Blackface, sexual assault & full-birth abortion: Virginia Democrats in crisis

Blackface, sexual assault & full-birth abortion: Virginia Democrats in crisis

The entire Democrat leadership of the US state of Virginia is crumbling under allegations of racism and sexual assault. Meanwhile, one lawmaker admitted she’d never even read a controversial abortion bill before endorsing it.

Governor Ralph Northam was the first to face the storm, after a photo emerged last week showing him posing in his medical school yearbook, in either minstrel-style blackface or wearing Ku Klux Klan robes. Northam apologized, then denied appearing in the photo a day later, and has so far resisted calls to resign, despite condemnation from both parties and a trouncing on social media.

Northam was elected to the governor’s mansion in 2017, after accusing his Republican opponent Ed Gillespie of “racist fearmongering” on the campaign trail.

Lieutenant Governor Justin Fairfax, who is African-American, condemned Northam’s taste in costumes but stopped short of calling for his resignation. Fairfax, however, had his own moment of reckoning this week, when a California professor accused him of sexually assaulting her in a hotel room at the 2004 Democratic National Convention. Fairfax denied the allegation, and claimed that his encounter with the woman had been consensual.

As the top two Virginia officials tried to handle public relations nightmares, Attorney General Mark Herring – who would take over gubernatorial duties if both Northam and Fairfax were to resign – evidently looked at his fellow Democrats and said “hold my beer…”

On Wednesday, Herring said that he had worn blackface to a college party in 1980. Explaining himself, Herring said he and his friends broke out the brown makeup and attended a party “dressed like rappers we listened to at the time, like Kurtis Blow.”

“It sounds ridiculous even now writing it. But because of our ignorance and glib attitudes – and because we did not have an appreciation for the experiences and perspectives of others – we dressed up and put on wigs and brown makeup,” he said in a statement.
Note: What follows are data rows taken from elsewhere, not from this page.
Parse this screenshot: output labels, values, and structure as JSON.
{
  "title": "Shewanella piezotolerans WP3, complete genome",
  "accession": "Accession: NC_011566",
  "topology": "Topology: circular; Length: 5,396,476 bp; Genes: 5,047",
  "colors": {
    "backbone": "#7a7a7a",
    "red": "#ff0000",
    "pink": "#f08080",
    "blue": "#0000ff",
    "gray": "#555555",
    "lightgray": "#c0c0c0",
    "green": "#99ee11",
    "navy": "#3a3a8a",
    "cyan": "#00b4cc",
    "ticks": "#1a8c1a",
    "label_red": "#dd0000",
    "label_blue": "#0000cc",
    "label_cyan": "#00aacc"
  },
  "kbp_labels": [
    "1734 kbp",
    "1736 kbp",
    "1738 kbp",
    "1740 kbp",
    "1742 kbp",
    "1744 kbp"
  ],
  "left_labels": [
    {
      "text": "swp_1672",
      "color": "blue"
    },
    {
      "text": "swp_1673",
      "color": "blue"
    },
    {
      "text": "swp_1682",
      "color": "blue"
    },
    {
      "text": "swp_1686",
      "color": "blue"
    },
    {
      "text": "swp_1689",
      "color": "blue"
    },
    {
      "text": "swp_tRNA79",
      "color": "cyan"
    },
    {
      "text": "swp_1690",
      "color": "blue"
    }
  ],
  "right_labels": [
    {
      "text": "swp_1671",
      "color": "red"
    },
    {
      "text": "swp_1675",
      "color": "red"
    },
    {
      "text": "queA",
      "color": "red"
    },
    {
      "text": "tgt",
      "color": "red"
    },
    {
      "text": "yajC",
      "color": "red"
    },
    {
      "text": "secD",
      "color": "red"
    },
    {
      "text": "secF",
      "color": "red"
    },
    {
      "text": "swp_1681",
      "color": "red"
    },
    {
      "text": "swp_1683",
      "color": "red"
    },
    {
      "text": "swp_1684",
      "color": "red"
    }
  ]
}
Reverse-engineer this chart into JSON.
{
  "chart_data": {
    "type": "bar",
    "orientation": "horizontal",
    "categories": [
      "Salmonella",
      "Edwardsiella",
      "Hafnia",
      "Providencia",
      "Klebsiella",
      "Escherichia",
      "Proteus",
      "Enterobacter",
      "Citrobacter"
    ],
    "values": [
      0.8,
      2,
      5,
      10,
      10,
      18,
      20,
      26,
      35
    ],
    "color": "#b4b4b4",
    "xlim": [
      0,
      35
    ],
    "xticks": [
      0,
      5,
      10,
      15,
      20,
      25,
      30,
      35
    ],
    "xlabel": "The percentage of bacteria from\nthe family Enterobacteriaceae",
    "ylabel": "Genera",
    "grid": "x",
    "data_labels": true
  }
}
Herring’s admission came after a meeting with the Virginia legislative black caucus, and before any unfortunate photos were dug up. Herring, who plans on running for governor in 2021, had called for Northam to resign just days earlier.

While blackface was considered unacceptable even three decades ago, today it is a career-ending taboo. Florida Secretary of State Michael Ertel resigned last month after a picture of him dressed as a ‘Hurricane Katrina victim’ – in blackface and drag – appeared online. NBC host Megyn Kelly had her show canceled and was ousted from the network last year, after she suggested that wearing blackface is acceptable as part of a costume.
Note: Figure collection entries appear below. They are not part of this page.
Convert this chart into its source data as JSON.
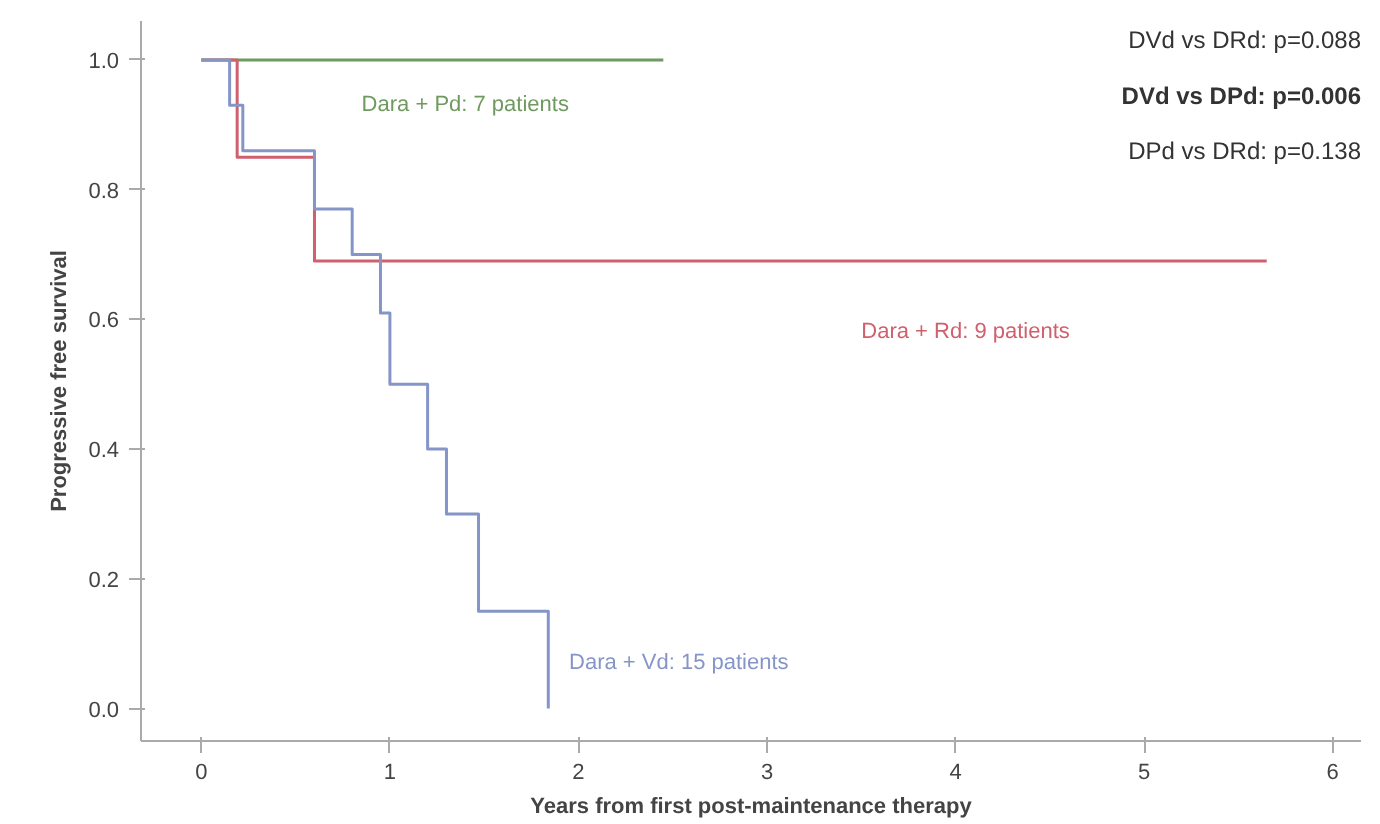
{
  "chart_data": {
    "type": "step",
    "xlabel": "Years from first post-maintenance therapy",
    "ylabel": "Progressive free survival",
    "xlim": [
      -0.32,
      6.15
    ],
    "ylim": [
      -0.05,
      1.06
    ],
    "xticks": [
      0,
      1,
      2,
      3,
      4,
      5,
      6
    ],
    "yticks": [
      {
        "value": 0,
        "label": "0.0"
      },
      {
        "value": 0.2,
        "label": "0.2"
      },
      {
        "value": 0.4,
        "label": "0.4"
      },
      {
        "value": 0.6,
        "label": "0.6"
      },
      {
        "value": 0.8,
        "label": "0.8"
      },
      {
        "value": 1,
        "label": "1.0"
      }
    ],
    "grid": false,
    "series": [
      {
        "name": "Dara + Pd: 7 patients",
        "color": "#6f9a5f",
        "x": [
          0,
          2.45
        ],
        "values": [
          1.0,
          1.0
        ]
      },
      {
        "name": "Dara + Rd: 9 patients",
        "color": "#d0606e",
        "x": [
          0,
          0.19,
          0.6,
          5.65
        ],
        "values": [
          1.0,
          0.85,
          0.69,
          0.69
        ]
      },
      {
        "name": "Dara + Vd: 15 patients",
        "color": "#8595c8",
        "x": [
          0,
          0.15,
          0.22,
          0.6,
          0.8,
          0.95,
          1.0,
          1.2,
          1.3,
          1.47,
          1.84
        ],
        "values": [
          1.0,
          0.93,
          0.86,
          0.77,
          0.7,
          0.61,
          0.5,
          0.4,
          0.3,
          0.15,
          0.0
        ]
      }
    ],
    "annotations": [
      "DVd vs DRd: p=0.088",
      "DVd vs DPd: p=0.006",
      "DPd vs DRd: p=0.138"
    ]
  }
}
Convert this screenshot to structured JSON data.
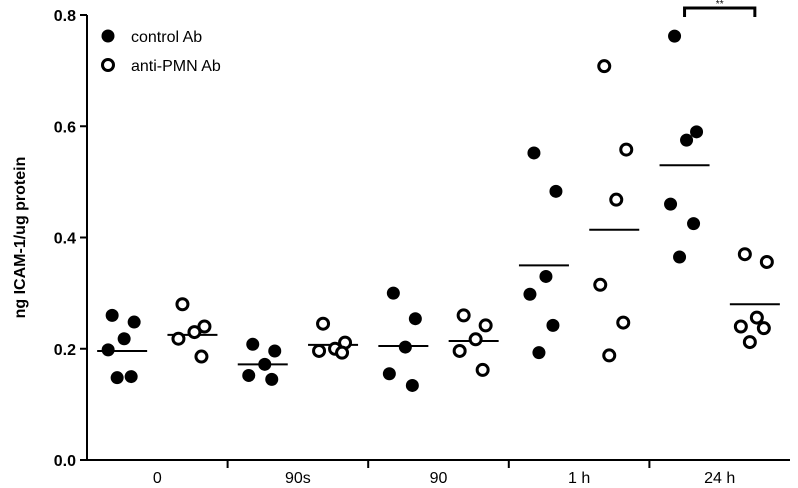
{
  "chart_data": {
    "type": "scatter",
    "ylabel": "ng ICAM-1/ug protein",
    "ylim": [
      0,
      0.8
    ],
    "yticks": [
      "0.0",
      "0.2",
      "0.4",
      "0.6",
      "0.8"
    ],
    "categories": [
      "0",
      "90s",
      "90",
      "1 h",
      "24 h"
    ],
    "legend": {
      "placement": "top-left"
    },
    "series": [
      {
        "name": "control Ab",
        "marker": "filled-circle",
        "color": "#000000",
        "points": [
          [
            0.26,
            0.248,
            0.218,
            0.198,
            0.15,
            0.148
          ],
          [
            0.208,
            0.196,
            0.172,
            0.152,
            0.145
          ],
          [
            0.3,
            0.254,
            0.203,
            0.155,
            0.134
          ],
          [
            0.552,
            0.483,
            0.33,
            0.298,
            0.242,
            0.193
          ],
          [
            0.762,
            0.59,
            0.575,
            0.46,
            0.425,
            0.365
          ]
        ],
        "means": [
          0.196,
          0.172,
          0.205,
          0.35,
          0.53
        ]
      },
      {
        "name": "anti-PMN Ab",
        "marker": "open-circle",
        "color": "#000000",
        "points": [
          [
            0.28,
            0.24,
            0.23,
            0.218,
            0.186
          ],
          [
            0.245,
            0.211,
            0.2,
            0.196,
            0.193
          ],
          [
            0.26,
            0.242,
            0.217,
            0.196,
            0.162
          ],
          [
            0.708,
            0.558,
            0.468,
            0.315,
            0.247,
            0.188
          ],
          [
            0.37,
            0.356,
            0.256,
            0.24,
            0.237,
            0.212
          ]
        ],
        "means": [
          0.225,
          0.207,
          0.214,
          0.414,
          0.28
        ]
      }
    ],
    "annotations": [
      {
        "type": "significance-bracket",
        "between": [
          "24 h control Ab",
          "24 h anti-PMN Ab"
        ],
        "text": "**"
      }
    ]
  }
}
Attitudes towards sexual assault have also hardened in recent years, particularly with the advent of the #MeToo movement. On both issues, Democrats have been some of the loudest voices campaigning for change.

Many House and Senate Democrats, as well as Democratic National Committee Chairman Tom Perez, have all called on Northam to resign, but party leadership has remained mostly silent on the assault claim against Fairfax.

Should all three resign or be forced out by party higher-ups, governorship would be passed to Kirk Cox, speaker of the Virginia House of Delegates – and a Republican.  

Commenters on Twitter ridiculed the week’s events.

Virginia’s legislative branch is having its own troubles. Delegate Dawn Adams (D) admitted to constituents last week that she co-sponsored a controversial late-term abortion bill without ever reading its text.

“I did this in solidarity with my colleague and as a symbolic gesture for a woman’s right to choose,” she said in an explanatory statement.

The bill would allow abortions to be carried out in some cases right up until before the moment of birth, and was endorsed by Northam, who claimed in a recent radio interview that a child delivered after a failed abortion attempt could still be terminated. President Trump referred to Northam’s interview during his State of the Union speech, where he bashed the embattled governor for stating “he would execute a baby after birth.”

That radio interview is what reportedly motivated a medical school classmate of Northam’s to tip the media off about the yearbook photo, triggering the current avalanche of recrimination.